EcoRev’ : Les deux premiers Forums Sociaux Mondiaux en 2001 et 2002 avaient
pour premier grand thème la production des richesses (les campagnes
classiques de l’altermondialisation comme la dette, l’OMC, la taxe Tobin ou
le contrôle des multinationales), puis un deuxième grand thème sur l’accès
aux richesses (les thèmes environnementaux et d’autres - les
discriminations, par exemple). Suivaient deux autres grands thèmes sur les
questions de culture et d’institutions politiques.
Pour le Forum de 2003, les deux premiers axes vont a priori être fondus en
un seul ("Développement durable démocratique"), ce qui revient à dire que
les luttes contre l’OMC ou le FMI sont subordonnées à l’objectif du
développement durable. Confirmez-vous cette intégration de l’écologie dans
la mouvance altermondialiste, que ce soit au niveau des acteurs (la
présence effective des ONG environnementales) ou des revendications ?

Sébastien Godinot : Au niveau international, au Forum Social Mondial de
Porto Alegre, les revendications écologistes sont extrêmement présentes, au
moins autant que les revendications plus "sociales" comme la question de la
dette. En revanche, au niveau du Forum Social Européen (FSE), elles sont
beaucoup moins visibles.
Les organisations qui appellent au Forum Social Européen - et c’est vrai en
particulier pour le FSE qui se prépare en France pour 2003 - sont surtout
des syndicats ou des associations qui travaillent sur la mondialisation ou
la solidarité internationale. Les ONG environnementales sont beaucoup moins
impliquées en France, parce qu’elles sont moins nombreuses que dans
d’autres pays, mais aussi parce qu’elles se sentent moins concernées.
Certaines grosses associations comme France Nature Environnement [qui vient
de changer de position] ou le WWF ne sont pas présentes dans les réunions
préparatoires : elles ne semblent pas considérer le FSE 2003 comme une
priorité.
Porto Alegre prouve donc que l’environnement n’est pas une préoccupation de
riches. Bon nombre d’organisations du Sud font le lien entre environnement
et développement : si leur environnement est dégradé, ils n’auront plus de
développement possible.

Raphaëlle Gauthier : Le changement climatique est vraiment une question
globale. Et pourtant, on a très peu de contacts avec les militants de
l’altermondialisation, qui axent davantage leur action sur les flux
financiers.
Un des problèmes est qu’on a une faible capacité de mobilisation. Ensuite,
un concours de circonstance veut qu’à chaque fois qu’on organise des
mobilisations, ça tombe au même moment qu’un événement altermondialiste :
les dernières négociations sur le climat à Bonn tombaient en même temps que
la mobilisation de Gênes contre le G8 ! À Bonn, il n’y avait que 300
Français de mobilisés. C’est dommage. S’il est une critique que je ferais
aux altermondialistes, c’est qu’ils sont toujours partants pour discuter de
grandes problématiques, mais pas des conséquences directes de la
mondialisation.
L’idéal serait de penser les deux en même temps : les contre-sommets étant
plus médiatiques et la participation aux négociations internationales (sur
le climat, la biodiversité, etc.) étant essentielles pour lutter contre les
effets de la mondialisation. Le gros problème est qu’autant les décideurs
politiques ont peur quand ils organisent des G8 - alors qu’ils ne prennent
pas de décisions concrètes mises à part quelques ententes de couloir -,
autant les personnes qui prennent des décisions en matière climatique ne se
sentent absolument pas menacées.
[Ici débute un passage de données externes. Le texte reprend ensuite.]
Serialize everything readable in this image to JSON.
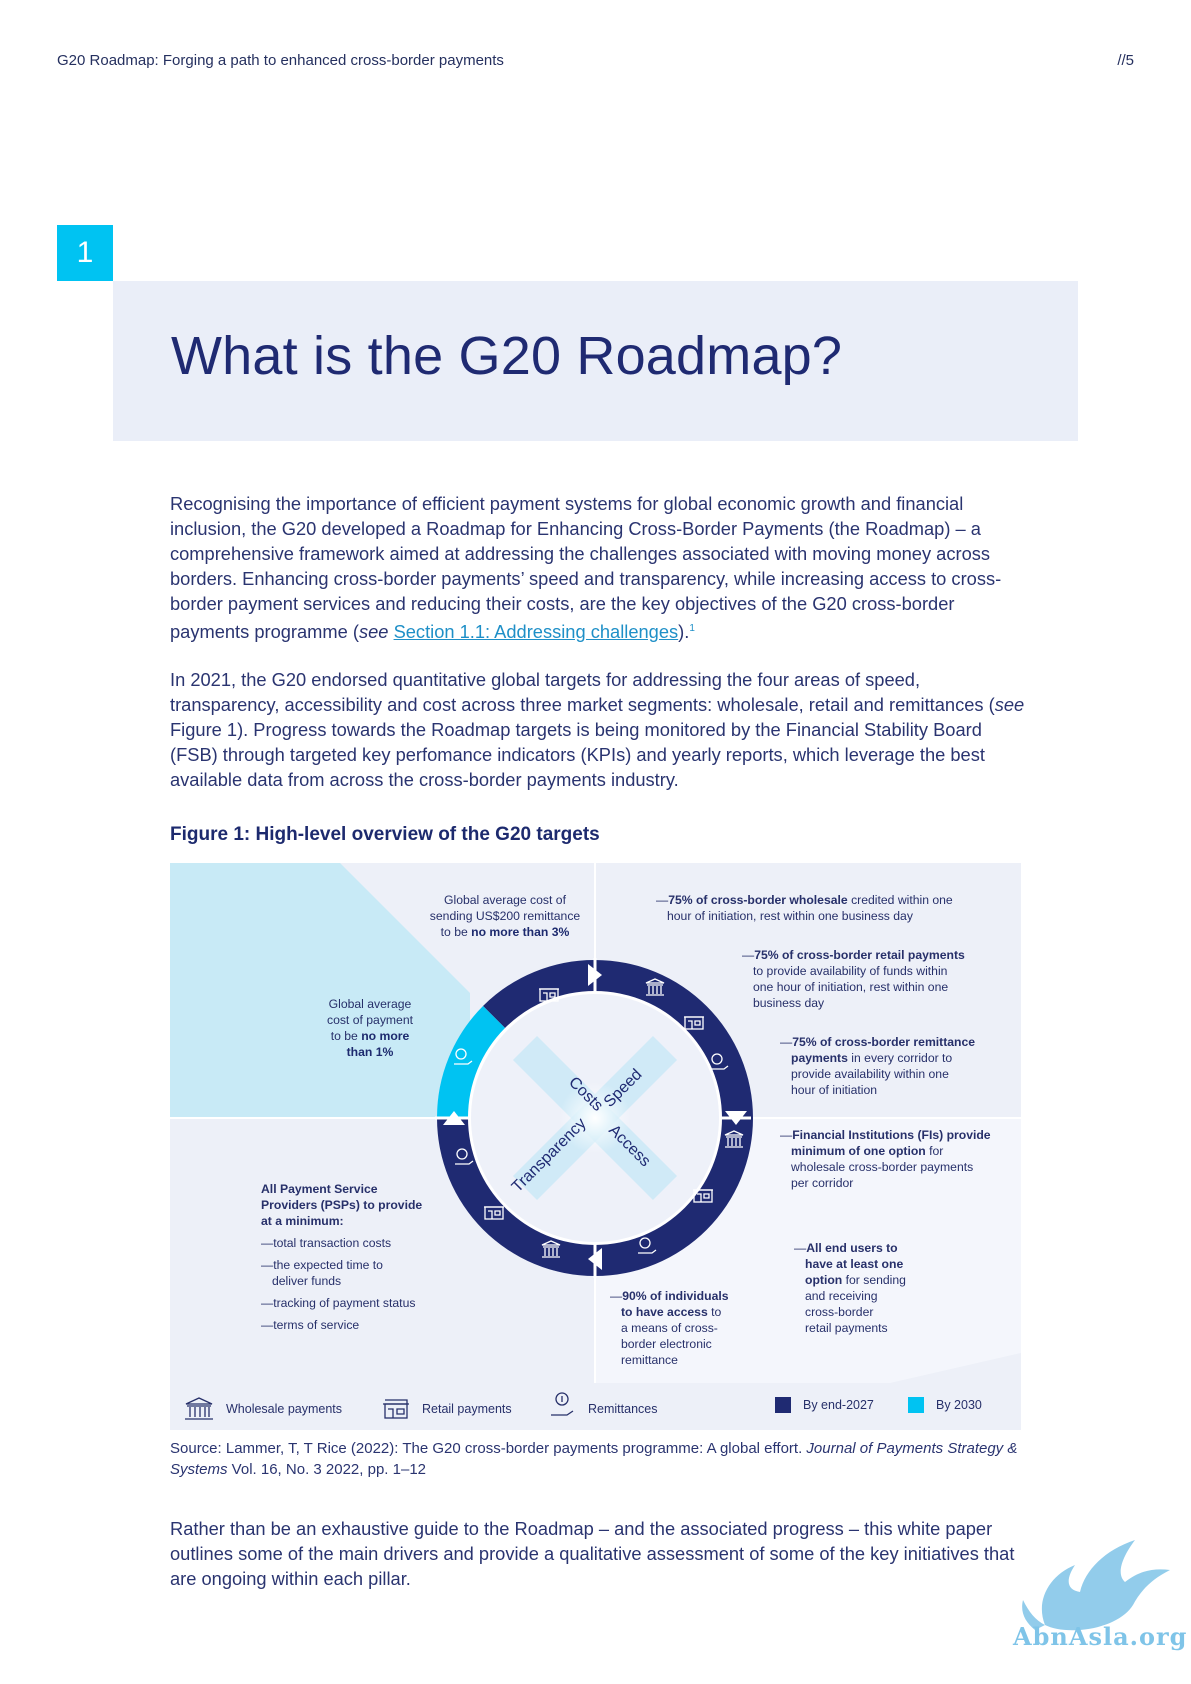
{
  "header": {
    "running_title": "G20 Roadmap: Forging a path to enhanced cross-border payments",
    "page_number": "//5"
  },
  "section": {
    "number": "1",
    "title": "What is the G20 Roadmap?"
  },
  "paragraphs": {
    "p1_before": "Recognising the importance of efficient payment systems for global economic growth and financial inclusion, the G20 developed a Roadmap for Enhancing Cross-Border Payments (the Roadmap) – a comprehensive framework aimed at addressing the challenges associated with moving money across borders. Enhancing cross-border payments’ speed and transparency, while increasing access to cross-border payment services and reducing their costs, are the key objectives of the G20 cross-border payments programme (",
    "p1_see": "see",
    "p1_link": "Section 1.1: Addressing challenges",
    "p1_after": ").",
    "p1_footnote": "1",
    "p2_before": "In 2021, the G20 endorsed quantitative global targets for addressing the four areas of speed, transparency, accessibility and cost across three market segments: wholesale, retail and remittances (",
    "p2_see": "see",
    "p2_after": " Figure 1). Progress towards the Roadmap targets is being monitored by the Financial Stability Board (FSB) through targeted key perfomance indicators (KPIs) and yearly reports, which leverage the best available data from across the cross-border payments industry.",
    "p3": "Rather than be an exhaustive guide to the Roadmap – and the associated progress – this white paper outlines some of the main drivers and provide a qualitative assessment of some of the key initiatives that are ongoing within each pillar."
  },
  "figure": {
    "title": "Figure 1: High-level overview of the G20 targets",
    "pillars": {
      "costs": "Costs",
      "speed": "Speed",
      "transparency": "Transparency",
      "access": "Access"
    },
    "costs_remittance": {
      "line1": "Global average cost of",
      "line2": "sending US$200 remittance",
      "line3a": "to be ",
      "line3b": "no more than 3%"
    },
    "costs_payment": {
      "line1": "Global average",
      "line2": "cost of payment",
      "line3a": "to be ",
      "line3b": "no more",
      "line4": "than 1%"
    },
    "speed_wholesale": {
      "bold": "75% of cross-border wholesale",
      "rest1": " credited within one",
      "line2": "hour of initiation, rest within one business day"
    },
    "speed_retail": {
      "bold": "75% of cross-border retail payments",
      "line2": "to provide availability of funds within",
      "line3": "one hour of initiation, rest within one",
      "line4": "business day"
    },
    "speed_remittance": {
      "bold1": "75% of cross-border remittance",
      "bold2": "payments",
      "rest2": " in every corridor to",
      "line3": "provide availability within one",
      "line4": "hour of initiation"
    },
    "access_wholesale": {
      "bold1": "Financial Institutions (FIs) provide",
      "bold2": "minimum of one option",
      "rest2": " for",
      "line3": "wholesale cross-border payments",
      "line4": "per corridor"
    },
    "access_retail": {
      "bold1": "All end users to",
      "bold2": "have at least one",
      "bold3": "option",
      "rest3": " for sending",
      "line4": "and receiving",
      "line5": "cross-border",
      "line6": "retail payments"
    },
    "access_remittance": {
      "bold1": "90% of individuals",
      "bold2": "to have access",
      "rest2": " to",
      "line3": "a means of cross-",
      "line4": "border electronic",
      "line5": "remittance"
    },
    "transparency": {
      "intro1": "All Payment Service",
      "intro2": "Providers (PSPs) to provide",
      "intro3": "at a minimum:",
      "item1": "total transaction costs",
      "item2a": "the expected time to",
      "item2b": "deliver funds",
      "item3": "tracking of payment status",
      "item4": "terms of service"
    },
    "legend": {
      "wholesale": "Wholesale payments",
      "retail": "Retail payments",
      "remittances": "Remittances",
      "end_2027": "By end-2027",
      "by_2030": "By 2030"
    },
    "colors": {
      "navy": "#1f2a72",
      "cyan": "#00c3f2",
      "light_cyan_panel": "#c8eaf6",
      "panel": "#edf0f8"
    }
  },
  "source": {
    "before": "Source: Lammer, T, T Rice (2022): The G20 cross-border payments programme: A global effort. ",
    "journal": "Journal of Payments Strategy & Systems",
    "after": " Vol. 16, No. 3 2022, pp. 1–12"
  },
  "watermark": {
    "text": "AbnAsla.org"
  }
}
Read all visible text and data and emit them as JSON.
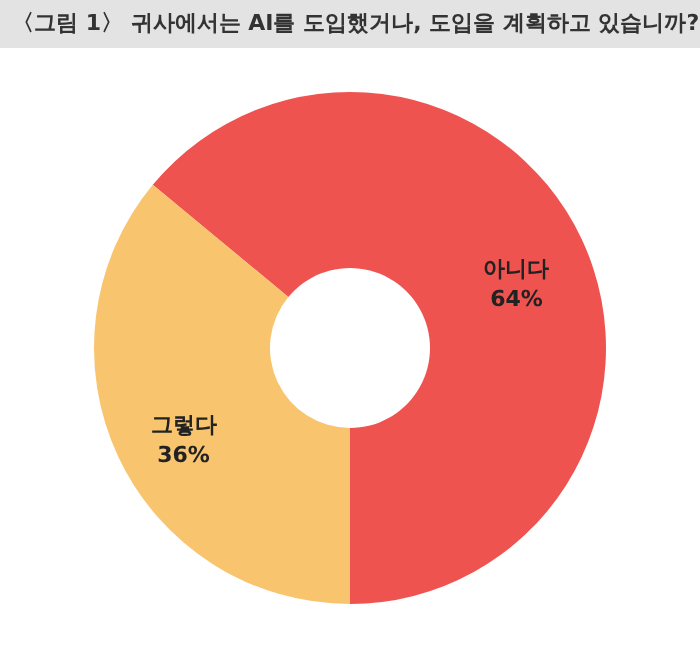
{
  "chart_data": {
    "type": "donut",
    "title": "〈그림 1〉 귀사에서는 AI를 도입했거나, 도입을 계획하고 있습니까?",
    "categories": [
      "아니다",
      "그렇다"
    ],
    "values": [
      64,
      36
    ],
    "value_labels": [
      "64%",
      "36%"
    ],
    "colors": [
      "#ef5350",
      "#f9c46e"
    ]
  }
}
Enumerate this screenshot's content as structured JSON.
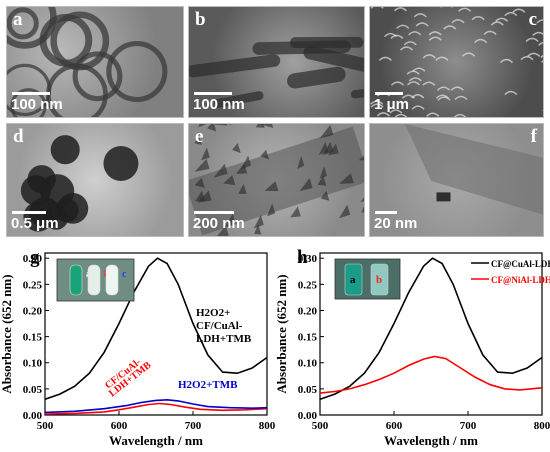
{
  "micrographs": [
    {
      "label": "a",
      "scale": "100 nm"
    },
    {
      "label": "b",
      "scale": "100 nm"
    },
    {
      "label": "c",
      "scale": "1 μm"
    },
    {
      "label": "d",
      "scale": "0.5 μm"
    },
    {
      "label": "e",
      "scale": "200 nm"
    },
    {
      "label": "f",
      "scale": "20 nm"
    }
  ],
  "chart_data": [
    {
      "panel": "g",
      "type": "line",
      "xlabel": "Wavelength / nm",
      "ylabel": "Absorbance (652 nm)",
      "xlim": [
        500,
        800
      ],
      "ylim": [
        0,
        0.31
      ],
      "xticks": [
        500,
        600,
        700,
        800
      ],
      "yticks": [
        0.0,
        0.05,
        0.1,
        0.15,
        0.2,
        0.25,
        0.3
      ],
      "inset_tube_labels": [
        "a",
        "b",
        "c"
      ],
      "series": [
        {
          "name": "H2O2+CF/CuAl-LDH+TMB",
          "color": "#000000",
          "x": [
            500,
            520,
            540,
            560,
            580,
            600,
            620,
            640,
            652,
            665,
            680,
            700,
            720,
            740,
            760,
            780,
            800
          ],
          "y": [
            0.03,
            0.04,
            0.055,
            0.08,
            0.12,
            0.175,
            0.235,
            0.285,
            0.3,
            0.29,
            0.25,
            0.175,
            0.115,
            0.082,
            0.08,
            0.09,
            0.11
          ]
        },
        {
          "name": "CF/CuAl-LDH+TMB",
          "color": "#ff0000",
          "x": [
            500,
            540,
            580,
            600,
            620,
            640,
            655,
            670,
            690,
            710,
            740,
            770,
            800
          ],
          "y": [
            0.002,
            0.003,
            0.006,
            0.01,
            0.015,
            0.02,
            0.022,
            0.02,
            0.015,
            0.011,
            0.009,
            0.01,
            0.012
          ]
        },
        {
          "name": "H2O2+TMB",
          "color": "#0000cc",
          "x": [
            500,
            540,
            580,
            610,
            630,
            650,
            665,
            680,
            700,
            720,
            750,
            780,
            800
          ],
          "y": [
            0.005,
            0.007,
            0.012,
            0.018,
            0.024,
            0.028,
            0.029,
            0.027,
            0.021,
            0.016,
            0.014,
            0.013,
            0.014
          ]
        }
      ],
      "annotations": [
        "H2O2+",
        "CF/CuAl-",
        "LDH+TMB",
        "CF/CuAl-",
        "LDH+TMB",
        "H2O2+TMB"
      ]
    },
    {
      "panel": "h",
      "type": "line",
      "xlabel": "Wavelength / nm",
      "ylabel": "Absorbance (652 nm)",
      "xlim": [
        500,
        800
      ],
      "ylim": [
        0,
        0.31
      ],
      "xticks": [
        500,
        600,
        700,
        800
      ],
      "yticks": [
        0.0,
        0.05,
        0.1,
        0.15,
        0.2,
        0.25,
        0.3
      ],
      "inset_tube_labels": [
        "a",
        "b"
      ],
      "series": [
        {
          "name": "CF@CuAl-LDH (a)",
          "color": "#000000",
          "x": [
            500,
            520,
            540,
            560,
            580,
            600,
            620,
            640,
            652,
            665,
            680,
            700,
            720,
            740,
            760,
            780,
            800
          ],
          "y": [
            0.03,
            0.04,
            0.055,
            0.08,
            0.12,
            0.175,
            0.235,
            0.285,
            0.3,
            0.29,
            0.25,
            0.175,
            0.115,
            0.082,
            0.08,
            0.09,
            0.11
          ]
        },
        {
          "name": "CF@NiAl-LDH (b)",
          "color": "#ff0000",
          "x": [
            500,
            520,
            540,
            560,
            580,
            600,
            620,
            640,
            655,
            670,
            690,
            710,
            730,
            750,
            770,
            800
          ],
          "y": [
            0.042,
            0.045,
            0.05,
            0.058,
            0.068,
            0.08,
            0.095,
            0.107,
            0.112,
            0.108,
            0.09,
            0.072,
            0.058,
            0.05,
            0.048,
            0.052
          ]
        }
      ]
    }
  ],
  "panel_labels": {
    "g": "g",
    "h": "h"
  }
}
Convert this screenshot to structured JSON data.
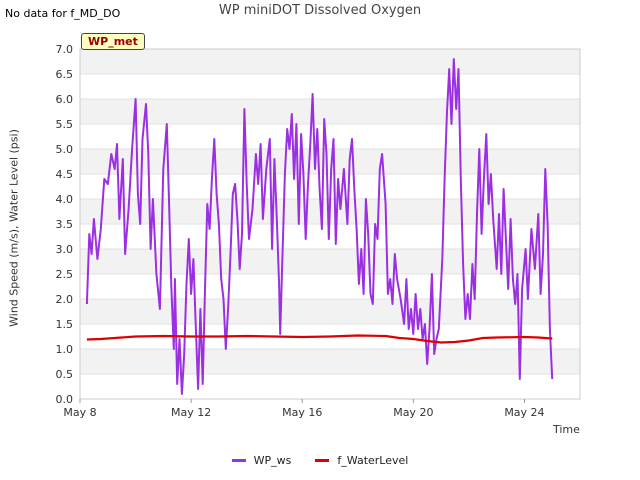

Pourtant, les questions telles que
"comment changer notre mode vie au Nord ?", "Quelle équité entre le Nord et
le Sud (hémisphère qui sera le premier touché par le changement
climatique) ?" concernent directement la mondialisation !

Pourtant certains altermondialistes se mobilisent sur la question des OGM,
par exemple.

Sébastien Godinot : C’est plus facile de se mobiliser contre les OGM, ça
remet moins de choses en cause : on peut continuer à manger à notre faim
sans OGM, on peut continuer à satisfaire nos besoins comme avant.
Alors que pour les solutions concernant le changement climatique, ça touche
absolument tous les domaines, partout et pour tout le monde. Au niveau
individuel, au niveau des entreprises, des collectivités, quand on dit aux
gens "il faut changer l’alimentation, les modes de déplacements, les types
d’habitation, la manière de travailler, les types d’industrie qu’on met en
place", cela leur paraît insurmontable et ils ne changent donc rien.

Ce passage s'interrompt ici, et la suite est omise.